Same as TenFrame.save, except:
  1. The path is optional and defaults to the path from this Library’s construction,

  2. The “materialize” option is silently ignored, and

  3. The “force” option defaults to True.

class tenFrame.Op(opname, _contents=None, **kwargs)#

Bases: dict

A 1010data macro language operation.

This is really a representation of a generic XML element, with a name, attributes, and optionally contents. It’s a subclass of dict, representing the attributes of the element as the key=value elements of the dictionary, and the contents and the name by special elements with names that are illegal as XML attribute names (because they have spaces in them.) The contents of an Op (op[' contents ']) is expected to be a list of Ops (or strings). Also handles some column renaming and replacement in strings.

The following properties are shortcuts for setting/accessing the special elements:

Variables:
  • opname – The name of this operator. Equivalent to the '␣opname␣' member of the dictionary. Read-only, set at construction-time.

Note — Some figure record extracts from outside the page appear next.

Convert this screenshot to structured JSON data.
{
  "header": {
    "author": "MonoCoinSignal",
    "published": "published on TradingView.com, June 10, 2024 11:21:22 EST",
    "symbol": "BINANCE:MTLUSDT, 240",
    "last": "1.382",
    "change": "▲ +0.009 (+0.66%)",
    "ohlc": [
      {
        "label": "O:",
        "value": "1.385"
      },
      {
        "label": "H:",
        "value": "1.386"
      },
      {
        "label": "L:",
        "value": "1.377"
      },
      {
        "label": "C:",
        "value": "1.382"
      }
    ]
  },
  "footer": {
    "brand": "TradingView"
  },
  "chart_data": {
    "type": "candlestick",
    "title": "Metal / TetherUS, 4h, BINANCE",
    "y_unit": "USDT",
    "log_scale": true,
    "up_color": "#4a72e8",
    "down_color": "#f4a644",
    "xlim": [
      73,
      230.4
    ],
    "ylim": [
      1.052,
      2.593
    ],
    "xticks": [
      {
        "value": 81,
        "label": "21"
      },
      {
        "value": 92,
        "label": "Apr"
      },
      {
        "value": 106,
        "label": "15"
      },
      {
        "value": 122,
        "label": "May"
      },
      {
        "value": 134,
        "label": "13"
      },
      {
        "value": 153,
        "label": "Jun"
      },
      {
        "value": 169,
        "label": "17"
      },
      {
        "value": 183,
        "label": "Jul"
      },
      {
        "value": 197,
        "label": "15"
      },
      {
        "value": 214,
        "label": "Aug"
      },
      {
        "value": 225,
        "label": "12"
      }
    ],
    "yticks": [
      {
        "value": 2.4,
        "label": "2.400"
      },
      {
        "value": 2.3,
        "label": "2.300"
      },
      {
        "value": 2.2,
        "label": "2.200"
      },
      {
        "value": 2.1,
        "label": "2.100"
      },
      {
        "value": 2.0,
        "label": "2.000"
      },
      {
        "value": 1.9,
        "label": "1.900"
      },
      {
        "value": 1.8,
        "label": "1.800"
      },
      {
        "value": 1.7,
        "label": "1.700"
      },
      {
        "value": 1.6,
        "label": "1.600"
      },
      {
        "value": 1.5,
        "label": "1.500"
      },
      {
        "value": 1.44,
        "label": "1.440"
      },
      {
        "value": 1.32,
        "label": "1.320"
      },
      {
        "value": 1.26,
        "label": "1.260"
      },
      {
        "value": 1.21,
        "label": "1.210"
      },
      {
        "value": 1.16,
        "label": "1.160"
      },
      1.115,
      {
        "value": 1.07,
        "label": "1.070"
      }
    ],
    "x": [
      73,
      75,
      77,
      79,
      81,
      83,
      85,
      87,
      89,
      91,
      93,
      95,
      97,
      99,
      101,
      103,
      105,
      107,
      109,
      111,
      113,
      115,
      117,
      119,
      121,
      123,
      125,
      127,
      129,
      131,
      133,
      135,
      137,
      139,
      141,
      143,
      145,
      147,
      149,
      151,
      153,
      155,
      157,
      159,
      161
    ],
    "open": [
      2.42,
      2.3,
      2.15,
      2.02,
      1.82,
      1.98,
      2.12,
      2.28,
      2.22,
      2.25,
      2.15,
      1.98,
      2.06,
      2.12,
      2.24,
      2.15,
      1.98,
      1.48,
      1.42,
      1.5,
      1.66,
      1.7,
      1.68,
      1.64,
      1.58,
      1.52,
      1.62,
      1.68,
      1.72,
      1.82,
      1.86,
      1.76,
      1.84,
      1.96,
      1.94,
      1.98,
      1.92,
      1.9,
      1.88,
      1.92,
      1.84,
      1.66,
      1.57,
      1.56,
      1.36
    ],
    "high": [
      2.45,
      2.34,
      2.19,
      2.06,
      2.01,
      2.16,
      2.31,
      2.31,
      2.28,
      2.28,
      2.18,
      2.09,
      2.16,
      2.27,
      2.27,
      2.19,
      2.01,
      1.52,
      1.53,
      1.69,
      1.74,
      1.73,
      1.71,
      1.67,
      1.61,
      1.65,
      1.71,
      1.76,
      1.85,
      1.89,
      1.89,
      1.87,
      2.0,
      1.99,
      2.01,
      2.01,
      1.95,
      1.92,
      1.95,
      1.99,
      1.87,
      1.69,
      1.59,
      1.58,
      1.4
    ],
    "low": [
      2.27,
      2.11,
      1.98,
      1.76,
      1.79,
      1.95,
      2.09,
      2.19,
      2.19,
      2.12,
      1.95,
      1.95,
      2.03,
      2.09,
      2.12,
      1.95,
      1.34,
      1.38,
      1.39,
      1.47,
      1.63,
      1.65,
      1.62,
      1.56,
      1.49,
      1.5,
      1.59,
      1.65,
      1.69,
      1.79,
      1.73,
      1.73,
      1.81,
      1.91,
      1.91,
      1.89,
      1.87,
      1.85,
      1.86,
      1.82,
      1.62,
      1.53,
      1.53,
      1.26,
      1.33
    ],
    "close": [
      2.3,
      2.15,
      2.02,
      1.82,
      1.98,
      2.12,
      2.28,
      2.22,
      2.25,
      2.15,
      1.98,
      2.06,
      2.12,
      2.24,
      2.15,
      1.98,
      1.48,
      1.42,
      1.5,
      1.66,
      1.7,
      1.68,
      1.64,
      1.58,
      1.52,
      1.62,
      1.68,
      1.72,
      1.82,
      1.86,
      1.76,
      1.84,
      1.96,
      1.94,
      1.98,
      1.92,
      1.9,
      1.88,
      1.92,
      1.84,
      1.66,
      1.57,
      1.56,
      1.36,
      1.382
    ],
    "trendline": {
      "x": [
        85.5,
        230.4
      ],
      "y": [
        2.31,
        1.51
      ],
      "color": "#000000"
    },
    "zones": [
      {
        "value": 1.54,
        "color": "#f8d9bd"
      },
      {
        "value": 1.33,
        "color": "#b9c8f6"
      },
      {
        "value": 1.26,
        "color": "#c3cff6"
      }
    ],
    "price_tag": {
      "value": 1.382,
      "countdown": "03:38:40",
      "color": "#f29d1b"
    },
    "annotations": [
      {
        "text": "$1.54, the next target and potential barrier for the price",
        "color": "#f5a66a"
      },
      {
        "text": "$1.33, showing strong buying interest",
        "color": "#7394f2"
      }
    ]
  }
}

  • contents – A list of ops (or possibly strings) that constitute the contents of this XML element. Equivalent to the '␣contents␣' member of the dictionary.

  • tempCol – A boolean value indicating whether or not this operator represents a “temporary” column which may be replaced by its value in some cases. Equivalent to the '␣tempCol␣' member of the dictionary.

Constructor for Op class.

Parameters:
  • opname – Name of the operator/XML tag. Must be a legal XML tag-name string.

  • _contents – List containing the contents of the op, if any. Note the leading underscore.

  • **kwargs – Any key=value attributes for the XML element.

__str__()#

Convert op to XML

Returns:

an XML representation of this Op.

tenFrame.that = ((FAKE TenFrame))<base table="default.lonely"/>#

A “fake” TenFrame.

Used to implement the that special variable. “Compatible” with all TenFrames, but always uses the other one’s ops when combining.

Usually used as a way to avoid having to give a TenFrame again, or in some “generic” sense. Examples:

s2019.groupby("date").xsales.mean()[tf.that.date == datetime.date(2019, 4, 2)]
t3 = t1.merge(t2, on="id")[tf.that.width > 18.0]

Users should not be creating these objects directly.

tenFrame.func = <tenFrame.tenFrame.FunctionFaker object>#

Used to return FakeFunctions when needed.

This class implements the module-level func object, making func.function() work for any arbitrary function name. Essentially, func.name(x, y, z) becomes a function-call in the XML that looks like name((x);(y);(z)). Functions whose names start with g_ are treated specially, to make g_fun expressions.

Users should not be creating these objects directly.